Soon after, the SEC was to be barred from regulating them under an amendment included at the last minute within Congress’ financial services regulatory reform bill (Best’s News Service, July 20, 2010).
Recently, Best’s News Service reported American Equity Investment Group showed the largest percentage increase in admitted assets among the top 50 U.S. life/health insurance companies in 2011, according to a newly released A.M. Best Co. Statistical Study. In terms of percentage change, American Equity and just four other companies, showed double-digit increases among the top 50 companies (Best’s News Service, June 18, 2012).
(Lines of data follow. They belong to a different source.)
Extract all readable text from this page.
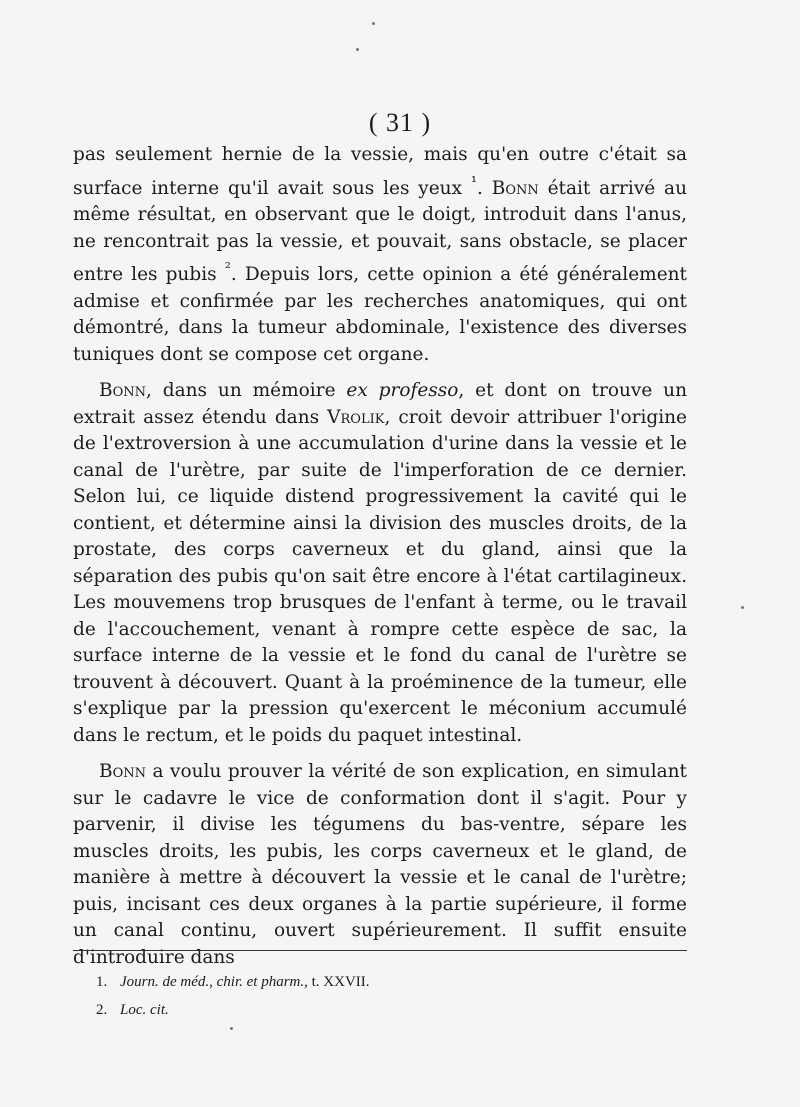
( 31 )

pas seulement hernie de la vessie, mais qu'en outre c'était sa surface interne qu'il avait sous les yeux $^{^1}$. Bonn était arrivé au même résultat, en observant que le doigt, introduit dans l'anus, ne rencontrait pas la vessie, et pouvait, sans obstacle, se placer entre les pubis $^{^2}$. Depuis lors, cette opinion a été généralement admise et confirmée par les recherches anatomiques, qui ont démontré, dans la tumeur abdominale, l'existence des diverses tuniques dont se compose cet organe.

Bonn, dans un mémoire ex professo, et dont on trouve un extrait assez étendu dans Vrolik, croit devoir attribuer l'origine de l'extroversion à une accumulation d'urine dans la vessie et le canal de l'urètre, par suite de l'imperforation de ce dernier. Selon lui, ce liquide distend progressivement la cavité qui le contient, et détermine ainsi la division des muscles droits, de la prostate, des corps caverneux et du gland, ainsi que la séparation des pubis qu'on sait être encore à l'état cartilagineux. Les mouvemens trop brusques de l'enfant à terme, ou le travail de l'accouchement, venant à rompre cette espèce de sac, la surface interne de la vessie et le fond du canal de l'urètre se trouvent à découvert. Quant à la proéminence de la tumeur, elle s'explique par la pression qu'exercent le méconium accumulé dans le rectum, et le poids du paquet intestinal.

Bonn a voulu prouver la vérité de son explication, en simulant sur le cadavre le vice de conformation dont il s'agit. Pour y parvenir, il divise les tégumens du bas-ventre, sépare les muscles droits, les pubis, les corps caverneux et le gland, de manière à mettre à découvert la vessie et le canal de l'urètre; puis, incisant ces deux organes à la partie supérieure, il forme un canal continu, ouvert supérieurement. Il suffit ensuite d'introduire dans

1. Journ. de méd., chir. et pharm., t. XXVII.
2. Loc. cit.
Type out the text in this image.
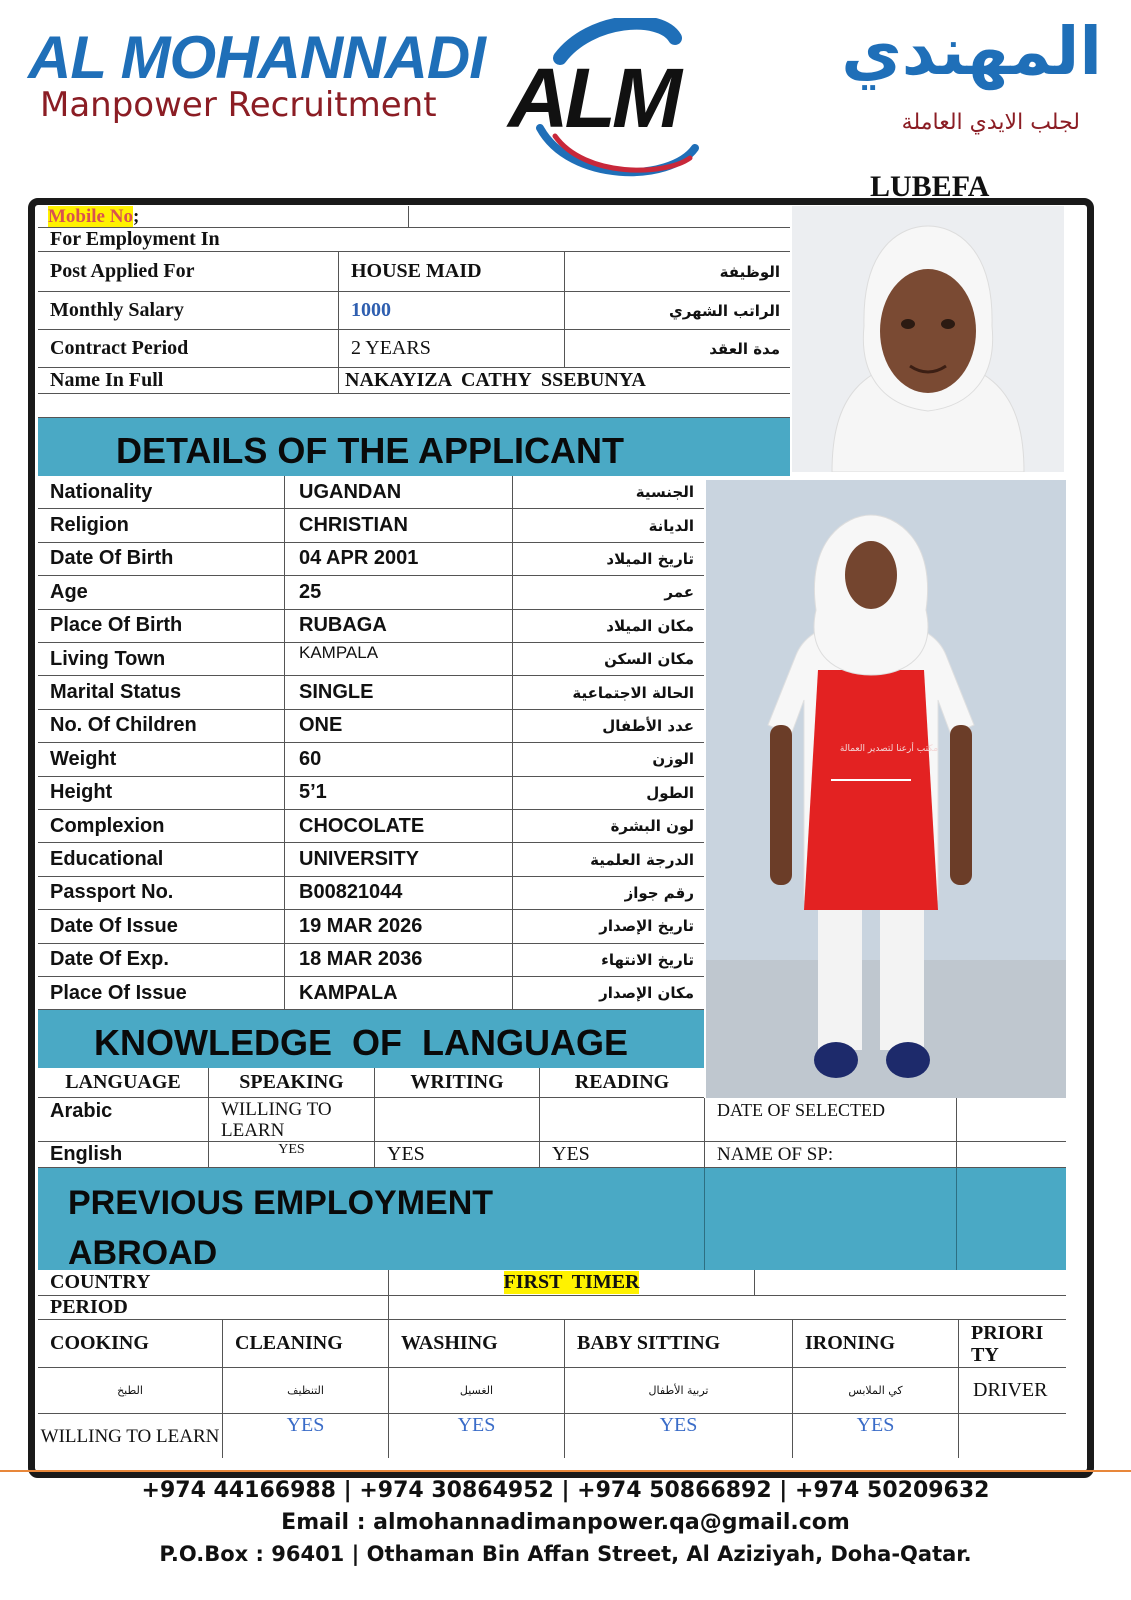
AL MOHANNADI
Manpower Recruitment ALM	المهندي
لجلب الايدي العاملة
LUBEFA
Mobile No ;
For Employment In
Post Applied For	HOUSE MAID	الوظيفة
Monthly Salary	1000	الراتب الشهري
Contract Period	2 YEARS	مدة العقد
Name In Full	NAKAYIZA  CATHY  SSEBUNYA
DETAILS OF THE APPLICANT
Nationality	UGANDAN	الجنسية
Religion	CHRISTIAN	الديانة
Date Of Birth	04 APR 2001	تاريخ الميلاد
Age	25	عمر
Place Of Birth	RUBAGA	مكان الميلاد
Living Town	KAMPALA	مكان السكن
Marital Status	SINGLE	الحالة الاجتماعية
No. Of Children	ONE	عدد الأطفال
Weight	60	الوزن
Height	5’1	الطول
Complexion	CHOCOLATE	لون البشرة
Educational	UNIVERSITY	الدرجة العلمية
Passport No.	B00821044	رقم جواز
Date Of Issue	19 MAR 2026	تاريخ الإصدار
Date Of Exp.	18 MAR 2036	تاريخ الانتهاء
Place Of Issue	KAMPALA	مكان الإصدار
مكتب أرعنا لتصدير العمالة
KNOWLEDGE  OF  LANGUAGE
LANGUAGE	SPEAKING	WRITING	READING
Arabic	WILLING TO LEARN
DATE OF SELECTED
English	YES	YES	YES	NAME OF SP:
PREVIOUS EMPLOYMENT
ABROAD
COUNTRY	FIRST  TIMER
PERIOD
COOKING	CLEANING	WASHING	BABY SITTING	IRONING	PRIORI TY
الطبخ	التنظيف	الغسيل	تربية الأطفال	كي الملابس	DRIVER
WILLING TO LEARN	YES	YES	YES	YES
+974 44166988 | +974 30864952 | +974 50866892 | +974 50209632
Email : almohannadimanpower.qa@gmail.com
P.O.Box : 96401 | Othaman Bin Affan Street, Al Aziziyah, Doha-Qatar.
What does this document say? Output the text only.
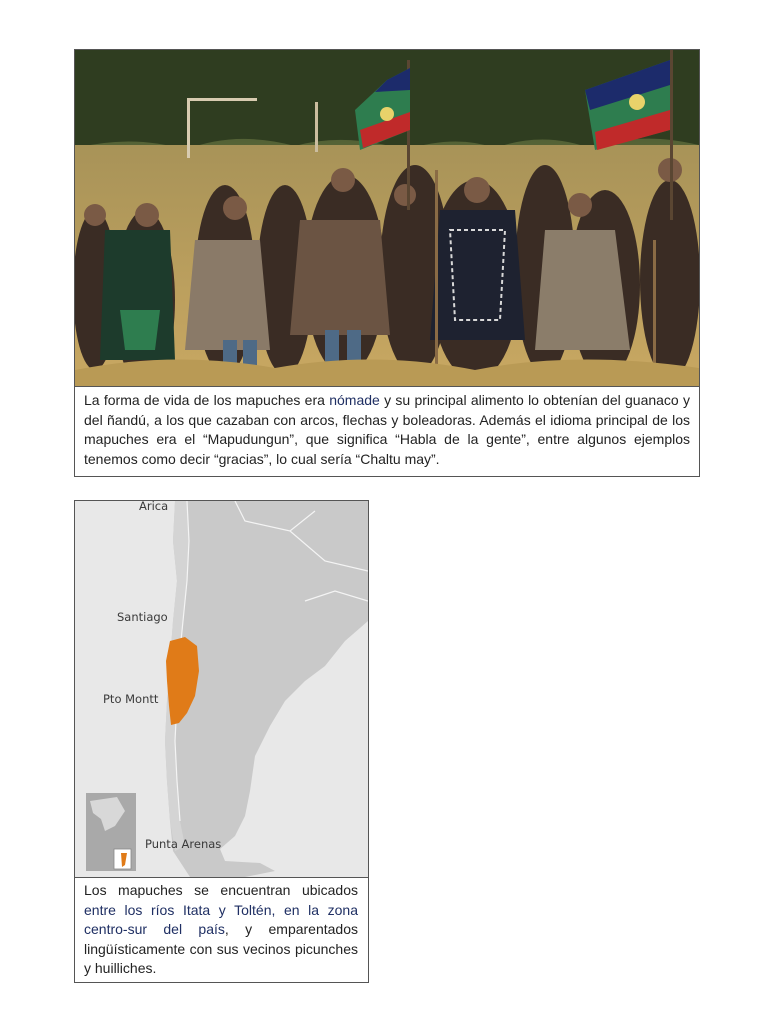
La forma de vida de los mapuches era nómade y su principal alimento lo obtenían del guanaco y del ñandú, a los que cazaban con arcos, flechas y boleadoras. Además el idioma principal de los mapuches era el “Mapudungun”, que significa “Habla de la gente”, entre algunos ejemplos tenemos como decir “gracias”, lo cual sería “Chaltu may”.
Arica
Santiago
Pto Montt
Punta Arenas
Los mapuches se encuentran ubicados entre los ríos Itata y Toltén, en la zona centro-sur del país, y emparentados lingüísticamente con sus vecinos picunches y huilliches.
American Equity Investment Life Insurance was ranked third in sales of indexed annuities in the United States in 2011 — at $4.3 billion, according to AnnuitySpecs.com (Best’s News Service, March 28, 2012). American Equity showed a 17.1% jump in admitted assets to $24.97 billion and moved up a notch in rank to 39 from 40 in 2010 (Best’s News Service, June 18, 2012).
Earlier this month, American Equity said Waugaman, who also was a member of the company’s board of directors, would take a medical leave of absence, effective immediately (Best’s News Service, June 12, 2012).
American Equity Investment Life Insurance Co. currently has a Best’s Financial Strength Rating of A- (Excellent).